Quantum stellt Weichen für das nächste Jahrtausend

17.06.1999

FRANKFURT: Unter die Überschrift "Diversifizierung" hat Michael Brown, Quantums Chairman und CEO, ein ganzes Bündel von Konzepten und Maßnahmepaketen gestellt, mit dem er sein Unternehmen für die Anforderungen der kommenden Jahre rüsten will. Sein erklärtes Ziel ist es, als globaler Speicherproduzent die industrieweit umfangreichste Palette an Speicherlösungen anzubieten."Die Nachfrage nach Speicherkapazität explodiert", bestätigt Brown. Als Ursachen betrachtet er das stetige Anwachsen von digitalen Inhalten - Daten, Video, Audio - sowie den Trend zu vernetzten Computern und die Entwicklung des Internet. Obwohl Quantum als führender Anbieter in vielen Speichersegmenten - nach Browns Worten - vergleichsweise gut positioniert ist, sieht er zur Absicherung alter und zum Aufbau neuer Marktpositionen schnellen und konsequenten Handlungsbedarf.

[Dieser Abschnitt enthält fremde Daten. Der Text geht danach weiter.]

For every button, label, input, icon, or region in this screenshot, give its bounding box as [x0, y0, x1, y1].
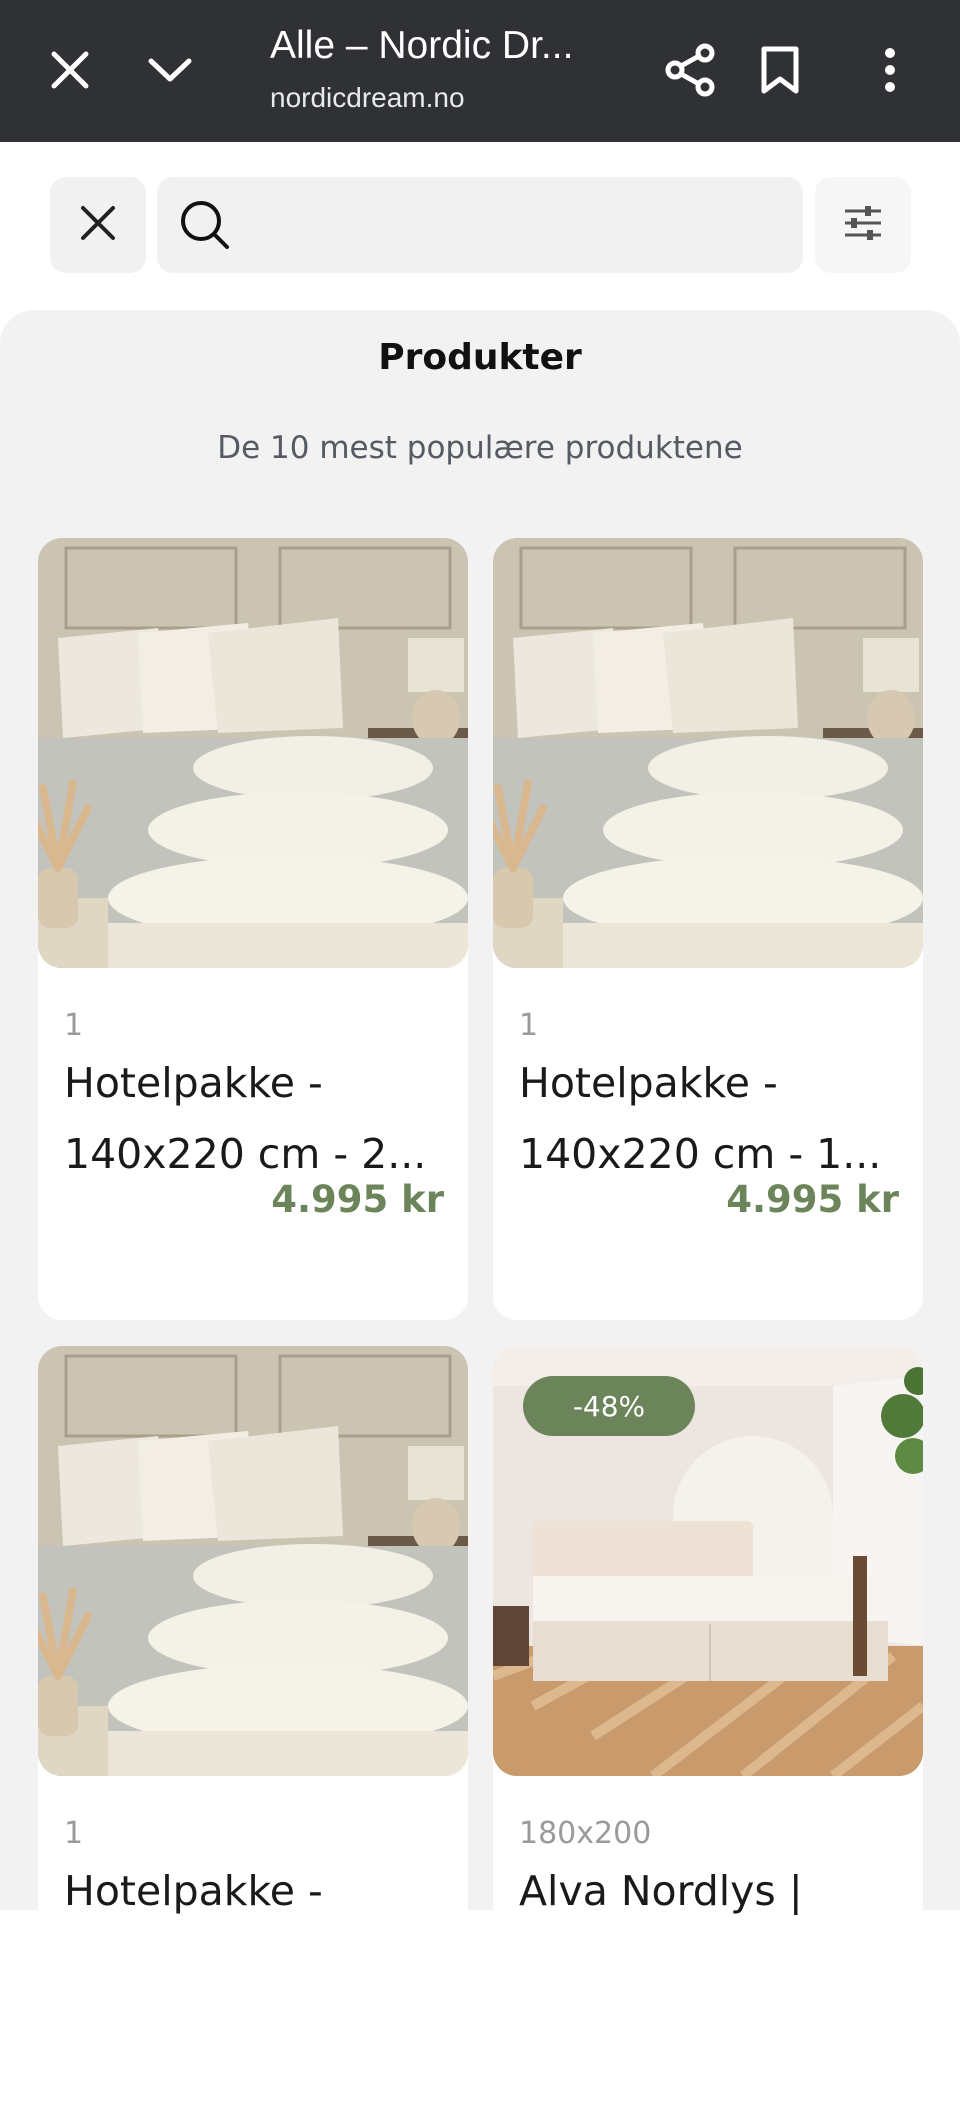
browser-toolbar: Alle – Nordic Dr... nordicdream.no [0, 0, 960, 142]
pillows-duvets-photo [38, 1346, 468, 1776]
product-card[interactable]: -48% 180x200 Alva Nordlys | [493, 1346, 923, 2128]
product-name-line: Hotelpakke - [64, 1059, 323, 1107]
product-name-line: Hotelpakke - [64, 1867, 323, 1915]
product-name[interactable]: Hotelpakke - [64, 1856, 444, 1927]
product-meta: 1 [519, 1008, 539, 1043]
search-input[interactable] [251, 206, 803, 244]
close-search-button[interactable] [50, 177, 146, 273]
filter-button[interactable] [815, 177, 911, 273]
panel-title: Produkter [378, 337, 582, 378]
pillows-duvets-photo [493, 538, 923, 968]
chevron-down-icon[interactable] [140, 40, 200, 100]
close-icon [80, 205, 116, 245]
bookmark-icon[interactable] [750, 40, 810, 100]
page-title[interactable]: Alle – Nordic Dr... [270, 24, 573, 68]
product-card[interactable]: 1 Hotelpakke - 140x220 cm - 1... 4.995 k… [493, 538, 923, 1320]
product-card[interactable]: 1 Hotelpakke - [38, 1346, 468, 2128]
product-name[interactable]: Hotelpakke - 140x220 cm - 1... [519, 1048, 899, 1190]
product-meta: 1 [64, 1008, 84, 1043]
filter-sliders-icon [843, 203, 883, 247]
product-price: 4.995 kr [726, 1178, 899, 1221]
product-meta: 1 [64, 1816, 84, 1851]
product-card[interactable]: 1 Hotelpakke - 140x220 cm - 2... 4.995 k… [38, 538, 468, 1320]
product-name[interactable]: Hotelpakke - 140x220 cm - 2... [64, 1048, 444, 1190]
panel-subtitle: De 10 mest populære produktene [217, 430, 743, 466]
close-icon[interactable] [40, 40, 100, 100]
search-field[interactable] [157, 177, 803, 273]
product-price: 4.995 kr [271, 1178, 444, 1221]
search-icon [179, 199, 231, 251]
product-meta: 180x200 [519, 1816, 652, 1851]
share-icon[interactable] [660, 40, 720, 100]
product-name-line: Hotelpakke - [519, 1059, 778, 1107]
pillows-duvets-photo [38, 538, 468, 968]
discount-badge: -48% [523, 1376, 695, 1436]
page-url[interactable]: nordicdream.no [270, 82, 465, 114]
product-name-line: Alva Nordlys | [519, 1867, 803, 1915]
product-name[interactable]: Alva Nordlys | [519, 1856, 899, 1927]
more-vert-icon[interactable] [860, 40, 920, 100]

In seinem Entschluß bestärkt haben dürften ihn die Unternehmens-ergebnisse des im März abgelaufenen Geschäftsjahres. Die im gesamten Fiskaljahr 1998/99 erzielten Erträge gingen im Vergleich zum Vorjahr von 5,8 Milliarden Dollar auf 4,9 Milliarden Dollar zurück. Noch gravierender stellt sich die Situation bei den Gewinnen dar. Konnte das Unternehmen 1998 noch einen Reingewinn von 1,55 Dollar pro Aktie ausweisen, waren es 1999 gerade einmal 76 Cent oder rund 125 Millionen Dollar. Unter Berücksichtigung diverser Sonderbelastungen steht unter dem Strich sogar ein Verlust von 29,5 Millionen Dollar oder 18 Cent pro Aktie. Schuld daran war wieder einmal die katastrophale Preis- und Margensituation im Festplattensektor.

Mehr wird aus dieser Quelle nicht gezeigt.